There was silence for a moment, then he inhaled deeply.

“Esteban, I hate to do this to you, but I’m leaving you and your division here at Jalal. With all the sublight parasites and Casúr Cogaidhs to back you, you should be able to handle anything the Oval has left to throw at you, at least in the short term.”

“Does that mean what I think it means?” O’Hanraghty asked.

“If it means you think I’m taking everything else to Bellerophon, yes,” Murphy said flatly.

“That might be just a bit of overkill,” the chief of staff pointed out. Not in the tone of someone disagreeing, so much as in the tone of a chief of staff making certain his CO had considered all the implications.

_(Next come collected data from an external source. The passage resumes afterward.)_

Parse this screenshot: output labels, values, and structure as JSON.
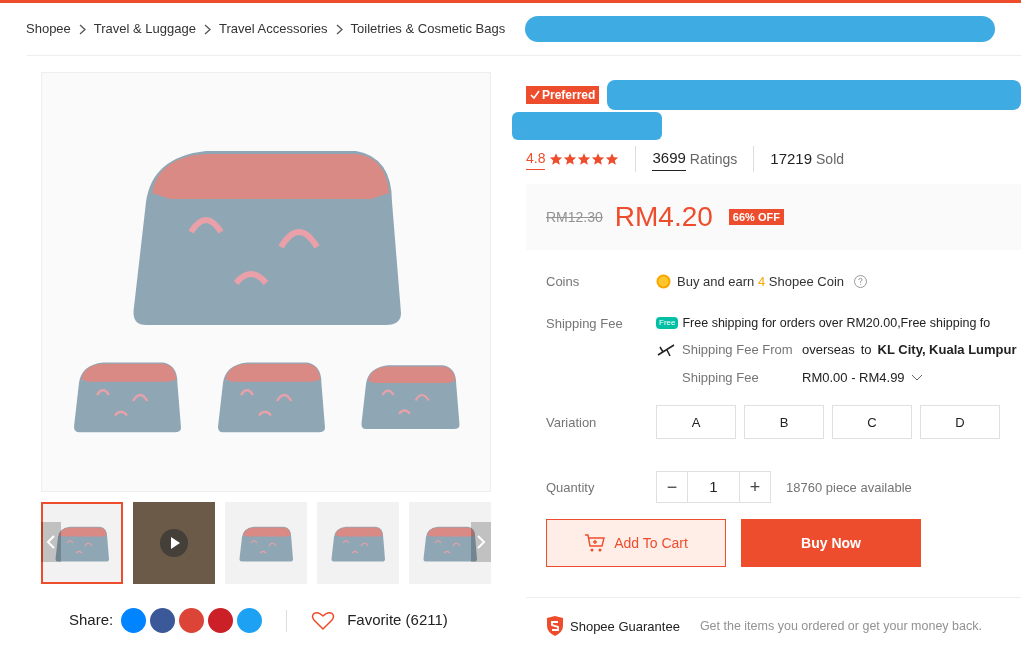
{
  "breadcrumb": [
    "Shopee",
    "Travel & Luggage",
    "Travel Accessories",
    "Toiletries & Cosmetic Bags"
  ],
  "gallery": {
    "thumbnails": [
      {
        "kind": "photo",
        "selected": true
      },
      {
        "kind": "video",
        "selected": false
      },
      {
        "kind": "photo",
        "selected": false
      },
      {
        "kind": "photo",
        "selected": false
      },
      {
        "kind": "photo",
        "selected": false
      }
    ]
  },
  "share": {
    "label": "Share:"
  },
  "favorite": "Favorite (6211)",
  "product": {
    "badge": "Preferred",
    "rating": "4.8",
    "stars": 5,
    "ratings_count": "3699",
    "ratings_label": "Ratings",
    "sold_count": "17219",
    "sold_label": "Sold",
    "original_price": "RM12.30",
    "price": "RM4.20",
    "discount": "66% OFF"
  },
  "coins": {
    "label": "Coins",
    "text_before": "Buy and earn",
    "amount": "4",
    "text_after": "Shopee Coin"
  },
  "shipping": {
    "label": "Shipping Fee",
    "free_badge": "Free",
    "free_text": "Free shipping for orders over RM20.00,Free shipping fo",
    "from_label": "Shipping Fee From",
    "from_value": "overseas",
    "to_label": "to",
    "destination": "KL City, Kuala Lumpur",
    "fee_label": "Shipping Fee",
    "fee_value": "RM0.00 - RM4.99"
  },
  "variation": {
    "label": "Variation",
    "options": [
      {
        "label": "A",
        "selected": false
      },
      {
        "label": "B",
        "selected": false
      },
      {
        "label": "C",
        "selected": false
      },
      {
        "label": "D",
        "selected": false
      }
    ]
  },
  "quantity": {
    "label": "Quantity",
    "minus": "−",
    "value": "1",
    "plus": "+",
    "available": "18760 piece available"
  },
  "buttons": {
    "add_to_cart": "Add To Cart",
    "buy_now": "Buy Now"
  },
  "guarantee": {
    "title": "Shopee Guarantee",
    "text": "Get the items you ordered or get your money back."
  }
}
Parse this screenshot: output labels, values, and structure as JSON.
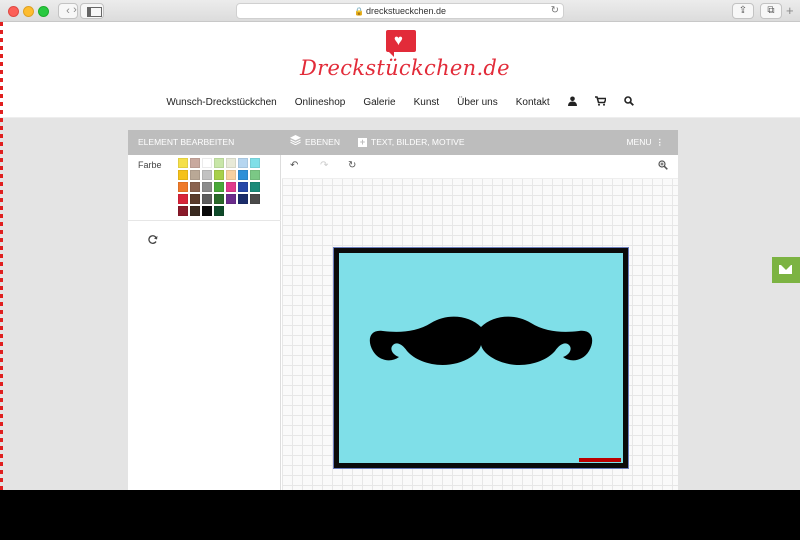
{
  "browser": {
    "url": "dreckstueckchen.de"
  },
  "site": {
    "logo_text": "Dreckstückchen.de",
    "nav": [
      {
        "label": "Wunsch-Dreckstückchen"
      },
      {
        "label": "Onlineshop"
      },
      {
        "label": "Galerie"
      },
      {
        "label": "Kunst"
      },
      {
        "label": "Über uns"
      },
      {
        "label": "Kontakt"
      }
    ],
    "nav_icons": [
      "user-icon",
      "cart-icon",
      "search-icon"
    ]
  },
  "designer": {
    "toolbar": {
      "edit_label": "ELEMENT BEARBEITEN",
      "layers_label": "EBENEN",
      "add_label": "TEXT, BILDER, MOTIVE",
      "menu_label": "MENU"
    },
    "color_label": "Farbe",
    "palette": [
      "#f5e04a",
      "#c9a99e",
      "#ffffff",
      "#c8e6a8",
      "#e8ead8",
      "#b6d6f0",
      "#7fdfe8",
      "#f5c219",
      "#b9a896",
      "#c2c2c2",
      "#a8d04a",
      "#f7d0a0",
      "#2f90d8",
      "#7bc885",
      "#ef7a2a",
      "#8a6350",
      "#8c8c8c",
      "#4aa83a",
      "#e03a8c",
      "#2747a8",
      "#1a8a7a",
      "#d8233a",
      "#5a3b2b",
      "#5e5e5e",
      "#2a6a2a",
      "#6b2c8c",
      "#1b2d6b",
      "#4a4a4a",
      "#8a1a2a",
      "#3a2a20",
      "#0a0a0a",
      "#0f4a2a"
    ],
    "canvas_tools": [
      "undo-icon",
      "redo-icon",
      "refresh-icon",
      "zoom-in-icon"
    ],
    "print_color": "#7fdfe8"
  }
}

“It almost certainly will be,” Murphy replied. “And everyone in Bellerophon—and all the rest of the Cyclops sector—will realize that just as well as you do, Harry. Which means they’ll know the Free Worlds Alliance responded just as quickly as it could and just as heavily as it could, even with zero warning we might be needed. Trust me, when word of that spreads through the rest of the Fringe, it’ll be like applying a spark to a jet of hydrogen.”

“But—”

“But I’ve been focused on keeping as tight a handle on this as I could. On trying to prevent it from turning into such an obviously existential threat to the Five Hundred that they automatically reached for the biggest hammer they could find,” Murphy said unflinchingly.

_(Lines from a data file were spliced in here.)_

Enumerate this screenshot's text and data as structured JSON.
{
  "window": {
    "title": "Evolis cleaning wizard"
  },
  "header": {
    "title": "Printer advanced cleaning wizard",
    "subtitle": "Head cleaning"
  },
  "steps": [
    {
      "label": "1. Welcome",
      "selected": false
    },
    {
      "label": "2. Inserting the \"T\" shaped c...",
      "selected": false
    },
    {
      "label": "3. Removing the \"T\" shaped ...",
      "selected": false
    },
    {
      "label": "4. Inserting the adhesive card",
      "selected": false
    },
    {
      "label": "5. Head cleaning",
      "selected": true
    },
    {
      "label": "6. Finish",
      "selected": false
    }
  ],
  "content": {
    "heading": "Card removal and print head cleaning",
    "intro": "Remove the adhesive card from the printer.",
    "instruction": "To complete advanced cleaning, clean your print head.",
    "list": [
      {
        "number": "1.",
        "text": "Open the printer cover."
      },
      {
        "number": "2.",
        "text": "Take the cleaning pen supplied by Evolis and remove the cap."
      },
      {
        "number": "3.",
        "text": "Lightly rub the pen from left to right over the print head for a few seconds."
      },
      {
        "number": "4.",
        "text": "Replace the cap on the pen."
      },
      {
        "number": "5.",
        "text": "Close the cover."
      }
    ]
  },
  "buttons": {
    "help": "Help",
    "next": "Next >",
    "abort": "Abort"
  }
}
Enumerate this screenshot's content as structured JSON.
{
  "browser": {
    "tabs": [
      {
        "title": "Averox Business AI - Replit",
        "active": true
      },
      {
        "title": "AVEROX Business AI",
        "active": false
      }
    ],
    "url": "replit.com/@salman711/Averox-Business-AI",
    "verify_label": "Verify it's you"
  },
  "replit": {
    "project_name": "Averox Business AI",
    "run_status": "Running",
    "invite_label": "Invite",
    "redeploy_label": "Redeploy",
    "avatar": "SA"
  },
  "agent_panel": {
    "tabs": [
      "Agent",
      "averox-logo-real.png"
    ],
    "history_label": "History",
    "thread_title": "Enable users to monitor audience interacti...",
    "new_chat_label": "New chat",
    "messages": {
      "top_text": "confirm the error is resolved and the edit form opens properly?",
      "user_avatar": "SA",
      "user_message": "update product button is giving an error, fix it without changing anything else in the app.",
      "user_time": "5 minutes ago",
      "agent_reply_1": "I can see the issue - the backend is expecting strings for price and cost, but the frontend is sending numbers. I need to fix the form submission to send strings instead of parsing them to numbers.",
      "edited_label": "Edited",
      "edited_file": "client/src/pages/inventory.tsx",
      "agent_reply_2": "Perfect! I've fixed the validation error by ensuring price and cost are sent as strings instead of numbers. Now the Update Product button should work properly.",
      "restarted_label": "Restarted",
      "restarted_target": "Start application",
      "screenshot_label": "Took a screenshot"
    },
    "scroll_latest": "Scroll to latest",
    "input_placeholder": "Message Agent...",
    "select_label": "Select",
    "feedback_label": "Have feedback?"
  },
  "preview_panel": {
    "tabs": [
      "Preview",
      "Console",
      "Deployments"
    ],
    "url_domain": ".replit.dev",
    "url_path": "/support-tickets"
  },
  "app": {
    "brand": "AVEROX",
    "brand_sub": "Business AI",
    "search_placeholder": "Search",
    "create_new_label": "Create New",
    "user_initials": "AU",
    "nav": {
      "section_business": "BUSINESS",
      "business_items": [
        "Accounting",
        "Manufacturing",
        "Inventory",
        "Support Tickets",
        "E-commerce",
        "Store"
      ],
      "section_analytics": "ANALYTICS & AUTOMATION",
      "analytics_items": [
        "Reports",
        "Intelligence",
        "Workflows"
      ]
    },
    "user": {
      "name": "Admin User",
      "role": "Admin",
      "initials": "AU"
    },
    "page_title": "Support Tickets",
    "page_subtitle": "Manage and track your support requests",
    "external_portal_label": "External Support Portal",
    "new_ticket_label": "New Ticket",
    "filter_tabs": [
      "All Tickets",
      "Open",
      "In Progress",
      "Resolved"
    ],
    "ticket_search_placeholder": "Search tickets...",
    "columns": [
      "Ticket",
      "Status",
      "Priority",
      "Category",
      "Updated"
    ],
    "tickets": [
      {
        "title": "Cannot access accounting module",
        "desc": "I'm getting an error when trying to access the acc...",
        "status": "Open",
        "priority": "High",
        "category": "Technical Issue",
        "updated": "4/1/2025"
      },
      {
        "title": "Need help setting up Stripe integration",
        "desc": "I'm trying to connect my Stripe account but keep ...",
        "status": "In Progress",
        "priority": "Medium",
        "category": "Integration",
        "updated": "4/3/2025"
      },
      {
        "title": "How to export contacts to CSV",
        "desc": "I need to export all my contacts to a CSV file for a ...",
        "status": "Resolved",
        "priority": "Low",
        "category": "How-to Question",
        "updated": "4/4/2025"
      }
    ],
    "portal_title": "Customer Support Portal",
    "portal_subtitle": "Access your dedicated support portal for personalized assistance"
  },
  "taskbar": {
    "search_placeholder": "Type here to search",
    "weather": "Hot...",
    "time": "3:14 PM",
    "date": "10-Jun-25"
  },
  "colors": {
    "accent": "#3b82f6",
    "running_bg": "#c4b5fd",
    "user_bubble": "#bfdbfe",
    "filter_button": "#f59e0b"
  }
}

“Pretty much, yes,” O’Hanraghty agreed with a nod.

“Well, old friend, that’s because you and I—or I, at least—were hopelessly overoptimistic when we set out.” Murphy pinched the bridge of his nose. “Maybe if things had gone the way we’d originally hoped, it wouldn’t be quite this bad, but it probably would’ve ended up someplace close to here, anyway. Maybe—maybe—we could’ve still kept it under control if Rajenda had been willing to talk instead of attacking. But the truth is, we probably never had a chance once the Fringers snatched the ball out of our hands exactly the way they had every damned right to do. And Xeneas’s seen that sooner and more clearly than you and I did. Or, maybe not sooner and more clearly than you did.”

He lowered his hand and smiled crookedly at his friend.

“I know you’ve been pushing harder and faster than I wanted to go, Harry. Maybe it was idealism, maybe it was cowardice, an unwillingness to look the truth in the eye, but Xeneas won’t let me do that any longer. He’s right. The Fringe is going up in flames, and there’s no way in the universe anyone—not Schleibaum, not Fokaides, not the Five Hundred, and not you and I—can stop that from happening now.

“So the way I see it, the only option we have now is to stop trying to prevent it from happening and get behind it and push, instead. It’s New Dublin all over again on a bigger scale. The only way we can exert any control over where this goes and how well—or badly—it turns out is to prove to the Fringe that we have its back and prove to the Heart that neither the Fringe nor this fleet is going anywhere until the Fringe’s grievances are addressed…one way or the other.

“I can’t move directly on Sol the way I’d planned, not with Bellerophon and Cyclops at risk behind us. So instead, my only option is to move to Bellerophon’s rescue, instead, and convince Cyclops and all the rest of the Fringe to trust me. Because if I do that, and if I can prove to Schleibaum and Fokaides and the rest that I have, then maybe—just maybe—a big enough hint of sanity will peek through to stop this from turning into an actual civil war that completely destroys the Terran Federation.”